Joel Greenberg is a research associate of the Chicago Academy of Sciences Peggy Notebaert Nature Museum and the Field Museum. Author of three books, including A Natural History of the Chicago Region, Greenberg has taught natural history courses for the Morton Arboretum, Brookfield Zoo, and Chicago Botanic Garden. He helped spearhead Project Passenger Pigeon to focus attention on human-caused extinctions. Greenberg lives in Westmont, Illinois. Visit his blog at Birdzilla.com.
In the early nineteenth century 25 to 40 percent of North America’s birds were passenger pigeons, traveling in flocks so massive as to block out the sun for hours or even days. The down beats of their wings would chill the air beneath and create a thundering roar that would drown out all other sound. Feeding flocks would appear as “a blue wave four or five feet high rolling toward you.”
John James Audubon, impressed by their speed and agility, said a lone passenger pigeon streaking through the forest “passes like a thought.” How prophetic—for although a billion pigeons streamed over Toronto in May of 1860, little more than fifty years later passenger pigeons were extinct.

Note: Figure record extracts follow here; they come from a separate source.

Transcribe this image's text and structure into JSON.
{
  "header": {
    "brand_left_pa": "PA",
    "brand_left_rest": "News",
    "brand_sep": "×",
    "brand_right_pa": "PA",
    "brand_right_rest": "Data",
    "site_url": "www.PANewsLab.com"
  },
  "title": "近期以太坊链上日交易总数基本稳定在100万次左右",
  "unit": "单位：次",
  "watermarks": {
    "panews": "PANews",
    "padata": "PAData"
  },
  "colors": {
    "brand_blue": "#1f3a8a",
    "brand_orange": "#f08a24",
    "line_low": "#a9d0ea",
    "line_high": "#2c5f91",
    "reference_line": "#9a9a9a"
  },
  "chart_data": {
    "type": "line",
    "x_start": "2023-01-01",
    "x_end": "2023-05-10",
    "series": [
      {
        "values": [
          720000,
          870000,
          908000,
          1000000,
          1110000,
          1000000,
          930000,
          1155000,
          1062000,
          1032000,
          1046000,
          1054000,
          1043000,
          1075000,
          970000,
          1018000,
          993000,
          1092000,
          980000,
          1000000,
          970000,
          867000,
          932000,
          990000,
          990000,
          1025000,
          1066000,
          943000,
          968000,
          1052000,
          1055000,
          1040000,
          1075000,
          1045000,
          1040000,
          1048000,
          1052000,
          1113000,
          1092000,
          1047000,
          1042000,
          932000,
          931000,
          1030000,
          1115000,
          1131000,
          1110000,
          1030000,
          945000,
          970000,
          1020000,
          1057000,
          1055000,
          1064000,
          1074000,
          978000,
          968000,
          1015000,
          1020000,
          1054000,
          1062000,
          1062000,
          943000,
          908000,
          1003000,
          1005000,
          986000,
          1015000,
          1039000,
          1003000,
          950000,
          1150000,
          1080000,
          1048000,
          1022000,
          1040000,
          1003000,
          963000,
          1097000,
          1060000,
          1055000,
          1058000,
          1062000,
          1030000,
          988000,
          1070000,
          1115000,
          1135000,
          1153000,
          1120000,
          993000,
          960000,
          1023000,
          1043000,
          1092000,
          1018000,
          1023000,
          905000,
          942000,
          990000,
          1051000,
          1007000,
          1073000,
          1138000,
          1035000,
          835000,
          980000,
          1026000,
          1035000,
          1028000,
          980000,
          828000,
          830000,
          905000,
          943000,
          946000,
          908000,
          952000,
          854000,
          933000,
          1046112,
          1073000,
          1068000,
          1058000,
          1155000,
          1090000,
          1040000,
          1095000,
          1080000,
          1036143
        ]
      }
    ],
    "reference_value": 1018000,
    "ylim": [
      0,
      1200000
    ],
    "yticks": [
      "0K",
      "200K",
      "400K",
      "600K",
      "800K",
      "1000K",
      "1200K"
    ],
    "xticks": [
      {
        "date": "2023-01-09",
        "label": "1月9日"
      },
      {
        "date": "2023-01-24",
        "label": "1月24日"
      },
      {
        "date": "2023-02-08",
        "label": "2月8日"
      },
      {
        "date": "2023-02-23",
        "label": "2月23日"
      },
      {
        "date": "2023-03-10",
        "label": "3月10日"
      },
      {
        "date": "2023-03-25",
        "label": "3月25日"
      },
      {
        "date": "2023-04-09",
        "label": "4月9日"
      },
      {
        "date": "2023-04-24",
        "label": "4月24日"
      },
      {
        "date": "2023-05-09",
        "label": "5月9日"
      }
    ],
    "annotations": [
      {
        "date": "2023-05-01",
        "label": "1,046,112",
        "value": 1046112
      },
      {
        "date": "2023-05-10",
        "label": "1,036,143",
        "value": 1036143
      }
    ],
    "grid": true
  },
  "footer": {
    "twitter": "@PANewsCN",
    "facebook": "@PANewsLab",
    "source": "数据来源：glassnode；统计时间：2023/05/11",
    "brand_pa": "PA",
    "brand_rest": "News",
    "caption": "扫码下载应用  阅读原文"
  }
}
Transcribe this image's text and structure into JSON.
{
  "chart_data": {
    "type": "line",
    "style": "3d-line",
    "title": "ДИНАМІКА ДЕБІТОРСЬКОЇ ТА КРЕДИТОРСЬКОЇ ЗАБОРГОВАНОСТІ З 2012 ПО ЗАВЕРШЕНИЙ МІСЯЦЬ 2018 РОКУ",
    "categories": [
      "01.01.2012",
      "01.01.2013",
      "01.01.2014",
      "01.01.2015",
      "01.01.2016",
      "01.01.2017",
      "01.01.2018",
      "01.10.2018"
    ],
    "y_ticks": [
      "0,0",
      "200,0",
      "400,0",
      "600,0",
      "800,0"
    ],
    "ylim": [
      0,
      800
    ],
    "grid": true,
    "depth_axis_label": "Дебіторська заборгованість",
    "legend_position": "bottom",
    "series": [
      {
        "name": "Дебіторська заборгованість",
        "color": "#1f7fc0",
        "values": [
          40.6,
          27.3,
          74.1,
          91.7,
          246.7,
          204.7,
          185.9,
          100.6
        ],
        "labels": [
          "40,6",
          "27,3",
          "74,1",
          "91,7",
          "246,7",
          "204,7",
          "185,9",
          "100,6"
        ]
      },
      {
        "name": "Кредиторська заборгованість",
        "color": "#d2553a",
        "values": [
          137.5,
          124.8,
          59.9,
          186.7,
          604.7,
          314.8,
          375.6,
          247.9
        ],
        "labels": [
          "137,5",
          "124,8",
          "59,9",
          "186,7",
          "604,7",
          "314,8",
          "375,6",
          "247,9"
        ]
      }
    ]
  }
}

The last of the species, Martha, died in captivity at the Cincinnati Zoo on September 1, 1914.
As naturalist Joel Greenberg relates in gripping detail, the pigeons’ propensity to nest, roost, and fly together in vast numbers made them vulnerable to unremitting market and recreational hunting. The spread of railroads and telegraph lines created national markets that allowed the birds to be pursued relentlessly. Passenger pigeons inspired awe in the likes of Audubon, Henry David Thoreau, James Fenimore Cooper, and others, but no serious effort was made to protect the species until it was way too late. Greenberg’s beautifully written story of the passenger pigeon provides a cautionary tale of what happens when species and natural resources are not harvested sustainably.
The epic story of why passenger pigeons became extinct and what that says about our current relationship with the natural world.